Bruce Jakosky, MAVEN principal investigator at CU-Boulder’s Laboratory for Atmospheric and Space Physics

MAVEN’s elliptical orbit (~6,000 km apoapsis; 150 km periapsis) provides coverage of all altitudes. Five “deep-dip” campaigns (5 days each), bring the periapsis down to near 125 km.  (Courtesy LASP)

MAVEN’s elliptical orbit (~6,000 km apoapsis; 150 km periapsis) provides coverage of all altitudes. Five “deep-dip” campaigns (5 days each), bring the periapsis down to near 125 km. (Courtesy LASP)


MAVEN is about to carry out its first “deep-dip” campaign. This involves lowering the lowest altitude in the orbit from about 150 km above the surface to about 125 km. We do this so that we can measure the properties of that additional 25 km of the upper atmosphere between 150 and 125 km. It doesn’t seem like much, but this lets us go all the way down to the top of what we call the lower atmosphere, and it will let us make the connection then from the top of the upper atmosphere all the way down to the surface.

We’ll use three rocket-motor burns to lower the orbit, spread over three days. We do it gradually so that the spacecraft can “walk in” and we don’t get taken by surprise by anything along the way. Then we’ll stay in the “deep dip” orbit for five days, which covers about 20 orbits around the planet. Finally, we’ll use two maneuvers to “walk” back out and get back to our regular science mapping orbit.

We carried out the first of the “walk in” maneuvers successfully during the evening of February 10th. It lowered the spacecraft periapsis from ~155 km to ~134 km, and is the largest of the three maneuvers. The second maneuver will be carried out on February 11th. It’s going to be an exciting week!

We don’t stay in this deep dip orbit all the time because the atmospheric density at these altitudes, as tenuous as it is, is too large. The drag on the spacecraft would cause us to spiral into the planet, and the gas could affect our electronics. As a result, we’re planning to carry out these campaigns five times during the one-year mission.

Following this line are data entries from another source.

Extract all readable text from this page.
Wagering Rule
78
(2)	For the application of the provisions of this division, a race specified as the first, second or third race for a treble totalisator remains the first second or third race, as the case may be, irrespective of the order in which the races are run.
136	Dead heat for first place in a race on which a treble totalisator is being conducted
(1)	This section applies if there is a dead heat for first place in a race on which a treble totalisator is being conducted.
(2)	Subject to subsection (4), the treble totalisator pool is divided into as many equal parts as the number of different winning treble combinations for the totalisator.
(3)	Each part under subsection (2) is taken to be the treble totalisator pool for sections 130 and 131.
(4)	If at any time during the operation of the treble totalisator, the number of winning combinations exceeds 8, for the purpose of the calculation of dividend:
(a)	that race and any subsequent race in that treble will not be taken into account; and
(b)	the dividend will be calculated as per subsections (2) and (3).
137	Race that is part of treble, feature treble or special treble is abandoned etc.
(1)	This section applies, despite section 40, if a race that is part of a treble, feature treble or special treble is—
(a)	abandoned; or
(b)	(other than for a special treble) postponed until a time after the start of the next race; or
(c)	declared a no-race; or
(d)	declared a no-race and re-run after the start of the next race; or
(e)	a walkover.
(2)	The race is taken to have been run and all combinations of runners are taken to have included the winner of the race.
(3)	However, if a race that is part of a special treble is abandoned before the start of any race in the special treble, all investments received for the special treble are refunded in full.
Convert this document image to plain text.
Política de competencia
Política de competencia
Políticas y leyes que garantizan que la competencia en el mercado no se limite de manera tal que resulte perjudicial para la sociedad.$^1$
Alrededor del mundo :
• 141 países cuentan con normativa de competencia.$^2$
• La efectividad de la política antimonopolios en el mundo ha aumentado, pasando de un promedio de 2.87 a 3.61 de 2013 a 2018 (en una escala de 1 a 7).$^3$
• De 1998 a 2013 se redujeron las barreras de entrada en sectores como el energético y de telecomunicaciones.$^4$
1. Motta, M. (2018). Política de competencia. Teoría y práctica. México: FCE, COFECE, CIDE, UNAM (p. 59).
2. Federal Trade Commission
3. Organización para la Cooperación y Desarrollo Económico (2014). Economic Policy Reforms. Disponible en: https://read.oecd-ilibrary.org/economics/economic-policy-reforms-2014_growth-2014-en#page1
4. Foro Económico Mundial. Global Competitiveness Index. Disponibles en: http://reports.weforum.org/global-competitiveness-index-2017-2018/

As of today, MAVEN is almost three months into its science mapping mission. We’re still learning how to use the instruments and the data. The mission is going smoothly, and the data are spectacular! We’re planning to try to put it together into a coherent picture of the upper atmosphere in order to present it at the Lunar and Planetary Science Conference in mid-March. That will be the first time that we have real “preliminary science results from the MAVEN mission”!